Вопрос оператора поставил меня в тупик. Откуда-то я помнил, что трогать в таких случаях пострадавшего не рекомендуется.
Я вернулся к телу. Голова кружилась. Не стоило и думать, чтобы наклониться и пощупать пульс, иначе я рисковал улечься с несчастным рядом. Выдохнув, я осторожно ковырнул носком ботинка его живот.
Зрачки мертвеца сузились, и он заорал страшным криком. Я снова чуть не выронил аппарат.
– Живой вроде пока! Дышит, – сбиваясь прокричал я в трубку, – переломан только весь. Херово ему. Приезжайте скорее. Сами посмотрите.
– Ждите. Высылаю бригаду. Кто делает вызов? Вы его родственник? Сколько ему лет?
Не в силах ответить более ни на один из дурацких вопросов я повесил трубку.
Воздух вышел, и крик затих. Из пробитых ребрами легких вырывалось сипение, кровь потекла изо рта на дорогую шелковую пижаму, смотрящуюся на нем так нелепо.

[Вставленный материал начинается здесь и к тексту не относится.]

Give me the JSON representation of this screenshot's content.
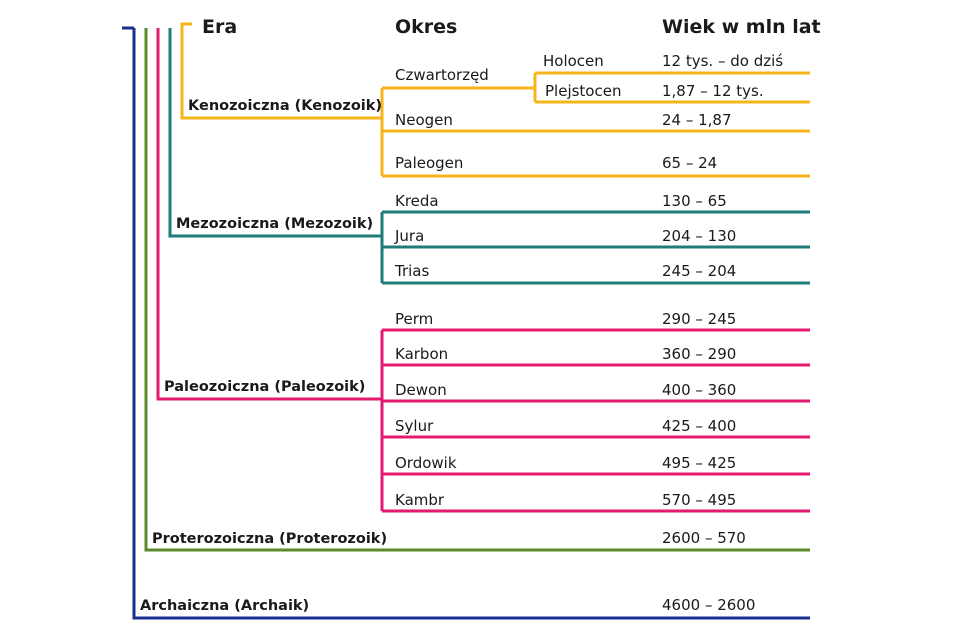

Я посмотрел вверх. Морозный воздух плотно надавил на лицо. Зеркальные окна высотки одно за другим зажигало пурпуром рассветное солнце. Снег перестал, но порывистый ветер то и дело сметал с деревьев, козырьков и крыш колючие и жесткие, как песок снежинки. Я зажмурился, растирая кулаком веки.
Никто же не станет гулять по карнизу в пижаме зимним утром, если только не живет на теплых островах? Возможно, он простоял несколько минут там наверху на этом холодном ветру в своей шелковой дорогой пижаме, но никто так и не пришел посмотреть на его падение.
Видел ли он меня перед прыжком?
Вовчик был изрядно пьян, рассказывая мне про своего однокурсника, развалившегося в беспамятстве на диване по-соседству. Душной компанией отмечали чей-то День Рождения. Праздник входил в завершающую стадию – драбадан.
– Он дважды резал себе вены!
Настало время крутейших баек, достоверность которых проверить невозможно, да и не заморочился бы никто, забыв к утру, о чем была речь.
Вовчик тянул ко мне свой широкий кулачище с зажатыми в нем сервизными ножами.
– Спрячь подальше.
Оглядевшись и удостоверившись, что парень спит, я сунул их под сиденье кресла.
– Знаешь, Владик, он такой человек! Такой человек! – повторял Вовчик. – Челове-чи-ще! Нужно обладать большой силой воли, чтобы лишить себя жизни.
– Большего малодушия представить сложно, – возражал ему я. – Суицид – всегда бегство, трусость.
А Вовчик еще долго тряс перед носом назидательно поднятым пальцем, сквозь пьяный угар силясь что-то мне доказать.
А что бы сказал на это мой Прыгун? Забавно, но не будучи при жизни с ним знакомым, не будучи представленным, я наградил его этим странным именем. Да и какая была разница, как звали его при жизни, если с жизнью этой он решил порвать?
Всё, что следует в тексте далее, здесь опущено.